L'arrivée de Cortés dans la capitale aztèque
Bernal Díaz del Castillo accompagne le conquistador Hernán Cortés durant la conquête du Mexique. Il en tire des mémoires qui nous permettent de revivre les différents épisodes de cette épopée. Ici, Cortés et ses compagnons découvrent la capitale des Aztèques, Tenochtitlan.
Nous nous dirigeâmes donc vers le temple. Nous étions déjà arrivés à ses grands préaux, lorsque, étant encore sur la Place nous vîmes d’autres marchands qui, nous dit-on, vendaient de l’or comme on le sort des mines. Il était enfermé dans de petits tubes faits avec des plumes d’oies du pays, et assez transparents pour voir l’or à travers les parois.

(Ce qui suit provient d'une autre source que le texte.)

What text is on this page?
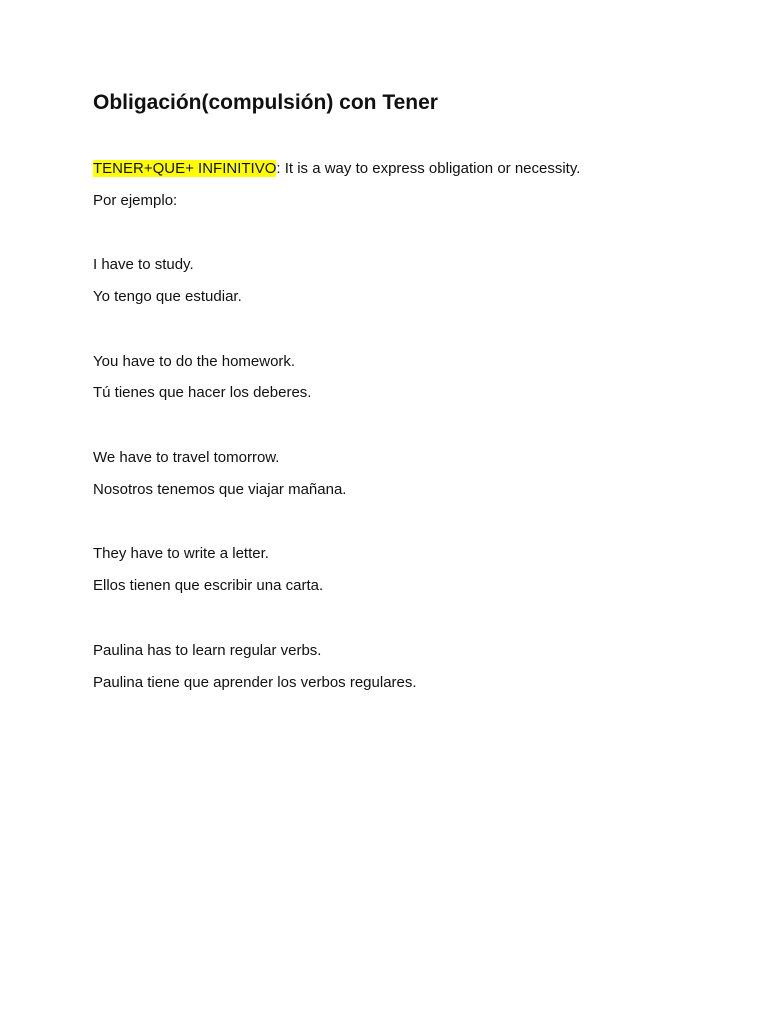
Obligación(compulsión) con Tener

TENER+QUE+ INFINITIVO: It is a way to express obligation or necessity.

Por ejemplo:

I have to study.

Yo tengo que estudiar.

You have to do the homework.

Tú tienes que hacer los deberes.

We have to travel tomorrow.

Nosotros tenemos que viajar mañana.

They have to write a letter.

Ellos tienen que escribir una carta.

Paulina has to learn regular verbs.

Paulina tiene que aprender los verbos regulares.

C’était d’après la longueur et l’épaisseur des tubes qu’on faisait les marchés : cela valait tant d’étoffes, tant de milliers de grains de cacao, tel esclave ou n’importe quel autre objet servant à l’échange. Ce fut là, du reste, que nous abandonnâmes la place sans l’examiner davantage. Nous arrivâmes aux vastes clôtures et aux préaux du grand temple, lequel était précédé d’une étendue considérable de cours qui me parurent dépasser les dimensions de la place de Salamanca. Le tout était clos de murs à chaux et à sable. Cette cour était pavée de grandes pierres blanches et très lisses ; partout où ces dalles manquaient, Ie sol, fait en maçonnerie, avait une surface très polie ; tout était du reste propre à ce point qu’on n’y voyait ni pailles ni poussière nulle part. Lorsqu’on nous vit approcher du temple, et avant que nous en eussions franchi aucun degré, Montezuma, qui était au sommet, occupé aux sacrifices, envoya six papes et deux personnages de distinction pour accompagner notre général. Au moment où celui-ci allait commencer à monter les degrés, qui s’élèvent au nombre de cent quatorze, ces personnages allèrent lui prendre le bras pour l’aider à monter, croyant qu’il en éprouverait de la fatigue, et voulant faire pour lui ce qu’ils faisaient pour leur seigneurMontezuma ; mais Cortès ne leur permit point.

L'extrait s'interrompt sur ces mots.